If there had been an ironman contest for car and driver, this pairing would have been the winners
(Naples, FL) October 9, 2015 – Eddie Hall was a man of dogged determination. It was evident in the way he embraced mountaineering, bobsledding and motor racing. Hall competed in a variety of racing cars, but his most famous was a 1933 Bentley The Revs Institute will show at The Lake Mirror Classic Auto Festival. Those who follow modern racing know that Bentley has been very successful racing its current Continental GT3s. The famed Eddie Hall Bentley is an important predecessor of today’s winners.
Walk into The Revs Institute on any visitor’s day and you’ll find the Eddie Hall Bentley, nestled among other important cars of the Collier Collection. It has been a crown jewel in the collection since it was acquired in December 1986 as one of the cars from the Briggs Cunningham Museum in California. The Bentley had been part of Cunningham’s collection from the time he bought it from Eddie Hall in 1970, though the story goes back to 1950 and the 24 Hours of Le Mans in France.

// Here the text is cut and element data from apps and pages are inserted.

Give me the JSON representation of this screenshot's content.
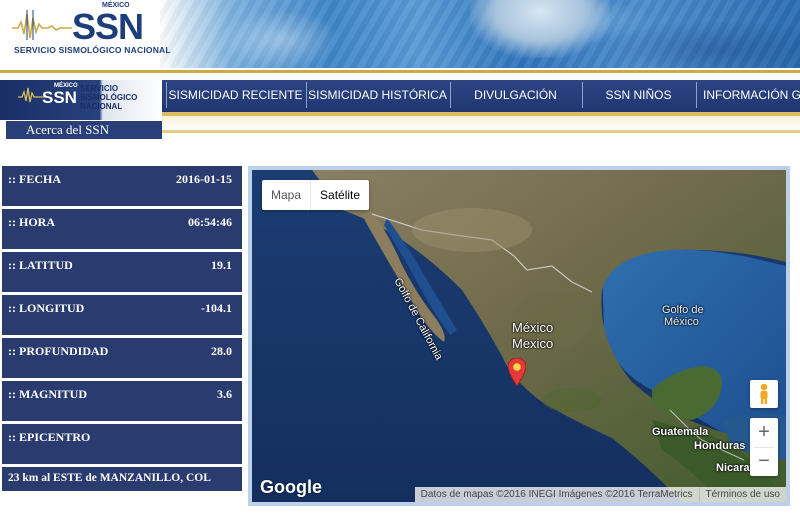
{
  "header": {
    "logo_small_text": "MÉXICO",
    "logo_text": "SSN",
    "logo_subtitle": "SERVICIO SISMOLÓGICO NACIONAL"
  },
  "nav_logo": {
    "mx": "MÉXICO",
    "ssn": "SSN",
    "line1": "SERVICIO",
    "line2": "SISMOLÓGICO",
    "line3": "NACIONAL"
  },
  "sidebar_link": "Acerca del SSN",
  "nav": [
    {
      "label": "SISMICIDAD RECIENTE"
    },
    {
      "label": "SISMICIDAD HISTÓRICA"
    },
    {
      "label": "DIVULGACIÓN"
    },
    {
      "label": "SSN NIÑOS"
    },
    {
      "label": "INFORMACIÓN GEN"
    }
  ],
  "quake": {
    "fecha": {
      "label": ":: FECHA",
      "value": "2016-01-15"
    },
    "hora": {
      "label": ":: HORA",
      "value": "06:54:46"
    },
    "latitud": {
      "label": ":: LATITUD",
      "value": "19.1"
    },
    "longitud": {
      "label": ":: LONGITUD",
      "value": "-104.1"
    },
    "profundidad": {
      "label": ":: PROFUNDIDAD",
      "value": "28.0"
    },
    "magnitud": {
      "label": ":: MAGNITUD",
      "value": "3.6"
    },
    "epicentro": {
      "label": ":: EPICENTRO"
    },
    "epicentro_text": "23 km al ESTE de MANZANILLO, COL"
  },
  "map": {
    "type_map": "Mapa",
    "type_satellite": "Satélite",
    "zoom_in": "+",
    "zoom_out": "−",
    "logo": "Google",
    "attribution": "Datos de mapas ©2016 INEGI Imágenes ©2016 TerraMetrics",
    "terms": "Términos de uso",
    "labels": {
      "gulf_california": "Golfo de California",
      "mexico1": "México",
      "mexico2": "Mexico",
      "gulf_mexico1": "Golfo de",
      "gulf_mexico2": "México",
      "guatemala": "Guatemala",
      "honduras": "Honduras",
      "nicaragua": "Nicara"
    },
    "pin_color": "#e53935"
  }
}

A pair of Cunningham teams cars–a stock 1950 Cadillac and another Caddy with a special body–had finished a creditable 10th and 11th overall. Eddie Hall and the Bentley were two spots ahead of them in 8th place. Obviously Cunningham was impressed. Two points of interest: the Bentley had been built in 1933 and Hall drove the entire 24 hours. Indeed a man of dogged determination.
When Rolls-Royce bought Bentley in 1931, it intended to use the acquisition to create a “silent sports car.” Rolls had no intention of racing Bentleys. They didn’t reckon on Edward Ramsden “Eddie” Hall. The young businessman bought a Bentley and used it as a reconnaissance vehicle to practice for Italy’s famed Mille Miglia. His race car for that event was an MG Magnette, which blew a head gasket in the race, but the recce experience in the Bentley convinced Hall it should be raced.

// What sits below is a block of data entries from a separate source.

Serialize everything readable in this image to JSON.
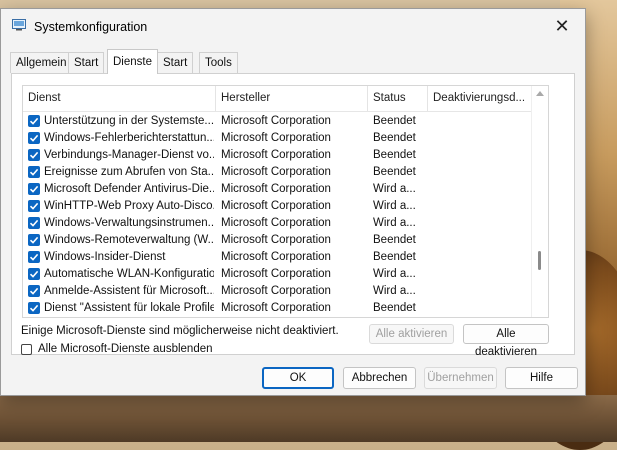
{
  "window": {
    "title": "Systemkonfiguration",
    "close_glyph": "✕"
  },
  "tabs": [
    {
      "label": "Allgemein"
    },
    {
      "label": "Start"
    },
    {
      "label": "Dienste"
    },
    {
      "label": "Start"
    },
    {
      "label": "Tools"
    }
  ],
  "active_tab": "Dienste",
  "columns": [
    "Dienst",
    "Hersteller",
    "Status",
    "Deaktivierungsd..."
  ],
  "services": [
    {
      "checked": true,
      "name": "Unterstützung in der Systemste...",
      "vendor": "Microsoft Corporation",
      "status": "Beendet",
      "deactivated": ""
    },
    {
      "checked": true,
      "name": "Windows-Fehlerberichterstattun...",
      "vendor": "Microsoft Corporation",
      "status": "Beendet",
      "deactivated": ""
    },
    {
      "checked": true,
      "name": "Verbindungs-Manager-Dienst vo...",
      "vendor": "Microsoft Corporation",
      "status": "Beendet",
      "deactivated": ""
    },
    {
      "checked": true,
      "name": "Ereignisse zum Abrufen von Sta...",
      "vendor": "Microsoft Corporation",
      "status": "Beendet",
      "deactivated": ""
    },
    {
      "checked": true,
      "name": "Microsoft Defender Antivirus-Die...",
      "vendor": "Microsoft Corporation",
      "status": "Wird a...",
      "deactivated": ""
    },
    {
      "checked": true,
      "name": "WinHTTP-Web Proxy Auto-Disco...",
      "vendor": "Microsoft Corporation",
      "status": "Wird a...",
      "deactivated": ""
    },
    {
      "checked": true,
      "name": "Windows-Verwaltungsinstrumen...",
      "vendor": "Microsoft Corporation",
      "status": "Wird a...",
      "deactivated": ""
    },
    {
      "checked": true,
      "name": "Windows-Remoteverwaltung (W...",
      "vendor": "Microsoft Corporation",
      "status": "Beendet",
      "deactivated": ""
    },
    {
      "checked": true,
      "name": "Windows-Insider-Dienst",
      "vendor": "Microsoft Corporation",
      "status": "Beendet",
      "deactivated": ""
    },
    {
      "checked": true,
      "name": "Automatische WLAN-Konfiguration",
      "vendor": "Microsoft Corporation",
      "status": "Wird a...",
      "deactivated": ""
    },
    {
      "checked": true,
      "name": "Anmelde-Assistent für Microsoft...",
      "vendor": "Microsoft Corporation",
      "status": "Wird a...",
      "deactivated": ""
    },
    {
      "checked": true,
      "name": "Dienst \"Assistent für lokale Profile\"",
      "vendor": "Microsoft Corporation",
      "status": "Beendet",
      "deactivated": ""
    }
  ],
  "note": "Einige Microsoft-Dienste sind möglicherweise nicht deaktiviert.",
  "enable_all_label": "Alle aktivieren",
  "disable_all_label": "Alle deaktivieren",
  "hide_ms_label": "Alle Microsoft-Dienste ausblenden",
  "hide_ms_checked": false,
  "footer": {
    "ok": "OK",
    "cancel": "Abbrechen",
    "apply": "Übernehmen",
    "help": "Hilfe"
  },
  "colors": {
    "accent": "#0b66c2"
  }
}
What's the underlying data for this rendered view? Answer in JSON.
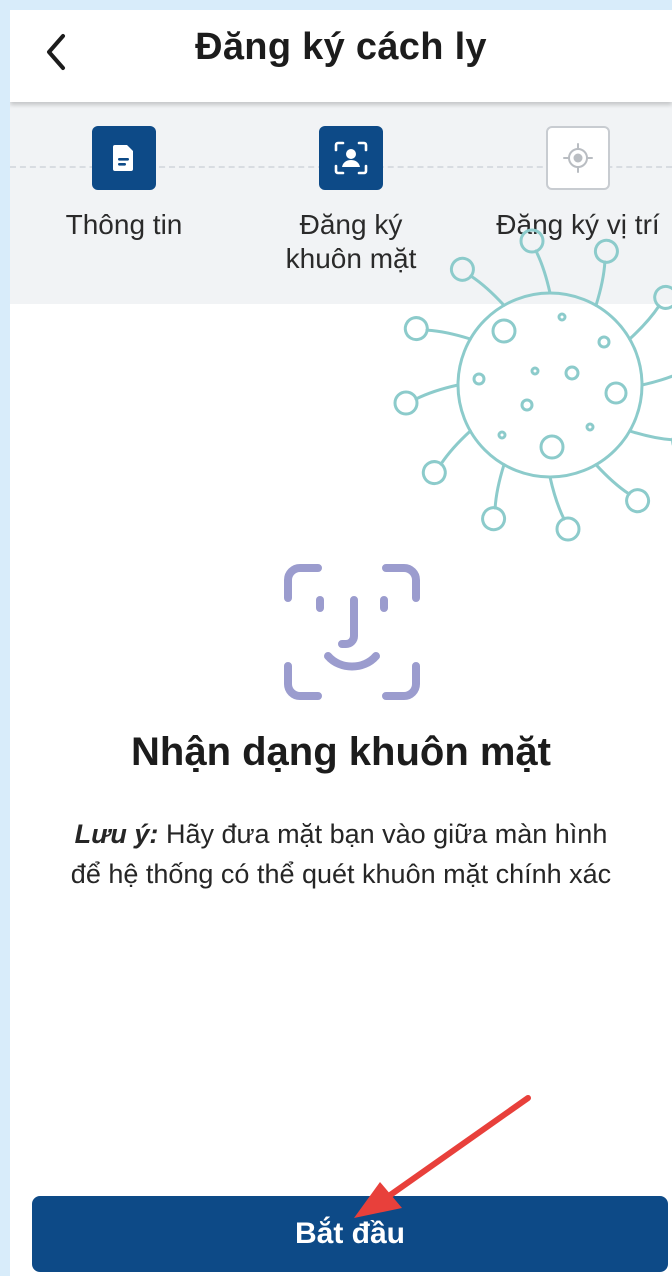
{
  "header": {
    "title": "Đăng ký cách ly",
    "back_icon": "chevron-left-icon"
  },
  "steps": [
    {
      "label": "Thông tin",
      "icon": "document-icon",
      "state": "done"
    },
    {
      "label": "Đăng ký\nkhuôn mặt",
      "icon": "face-id-icon",
      "state": "active"
    },
    {
      "label": "Đăng ký vị trí",
      "icon": "location-target-icon",
      "state": "inactive"
    }
  ],
  "main": {
    "icon": "face-scan-icon",
    "heading": "Nhận dạng khuôn mặt",
    "note_lead": "Lưu ý:",
    "note_text": " Hãy đưa mặt bạn vào giữa màn hình để hệ thống có thể quét khuôn mặt chính xác"
  },
  "footer": {
    "start_label": "Bắt đầu"
  },
  "colors": {
    "primary": "#0d4a87",
    "face_icon": "#9b9cce",
    "virus_outline": "#8ccbcb",
    "annotation_arrow": "#e8403b",
    "outer_background": "#d8ecfa"
  }
}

Rolls-Royce wasn’t convinced, but Hall prevailed and the factory helped a bit, among other things tuning the engine for competition. Then there is the matter of the body on the car. You buy a car today and the body on the car will be there forever, right? Not back then. Hall had the Bentley’s original Offord body removed and basically recreated entirely in aluminum to save weight for added speed.
Hall’s aim was to win the Royal Automobile Club’s Tourist Trophy race, which was held on the tricky Ards Circuit in Northern Ireland. The event drew more than 250,000 spectators. For three years, Hall tried to win the TT, even converting to a 4 1/2-liter engine for the last year, 1936. It wasn’t a matter of speed. The TT was cancelled after the 1936 due to safety concerns, so Hall and the Bentley still hold the record race average speed of 80.81 mph, but they lost to the handicapping system, finishing 2nd all three years.
Before that 1936 race, Hall planned to also race in the 1936 24 Hours of Le Mans and had still another body created for the Bentley. Imagine doing that for your modern Mercedes-Benz, Lexus or Porsche. Turned out Le Mans was cancelled due to a general strike, but the Bentley body saga doesn’t end. When Hall moved to South Africa after the war he had the original Offord body from 1934 reinstalled on the chassis…and later had it replaced with the Le Mans body. Yes, it can get confusing…
Hall continued to race the Bentley in smaller events, but come 1950 the temptation of Le Mans was too much. The coachwork was fitted with a wind tunnel-tested hardtop and rounded cowling around the radiator. Hall had a co-driver, Tom Clarke, who was to spend the 24 hours as a spectator as Hall drove single handedly to 8th place overall.
So anyone who has the pleasure of seeing the Eddie Hall Bentley on the quiet lawn of The Lake Mirror Classic Auto Festival should spare a thought for the ironman who drove it for the entire 24 Hours of Le Mans.
In addition to being at The Lake Mirror Classic Auto Festival for the spectators, the Eddie Hall Bentley will be part of an “Auto Biography” seminar in which five great automobiles will have their “life stories” related. Lodge Mckee, a volunteer docent at The Revs Institute, will tell the Bentley’s tale. The dedicated volunteers at the collection were asked to choose which car would be the best candidate for the seminar and they choose the Bentley from among the 115 cars on display.
“Eddie Hall and the Bentley are a testament to courage and tenacity,” says Miles Collier, President of The Revs Institute. “The stories of these cars and the men behind them that are an important and intriguing element of the history of the automobile…and also great fun.”
The Revs Institute for Automotive Research, Inc. is a not-for-profit 501(c)3 organization and is recognized for its extensive library, outstanding periodical collections that date from the 1890’s and its photograph and manuscript collections on all things automotive. The Naples, Florida automotive research institute houses The Collier Collection featuring over one hundred of the most significant and influential automobiles of our time.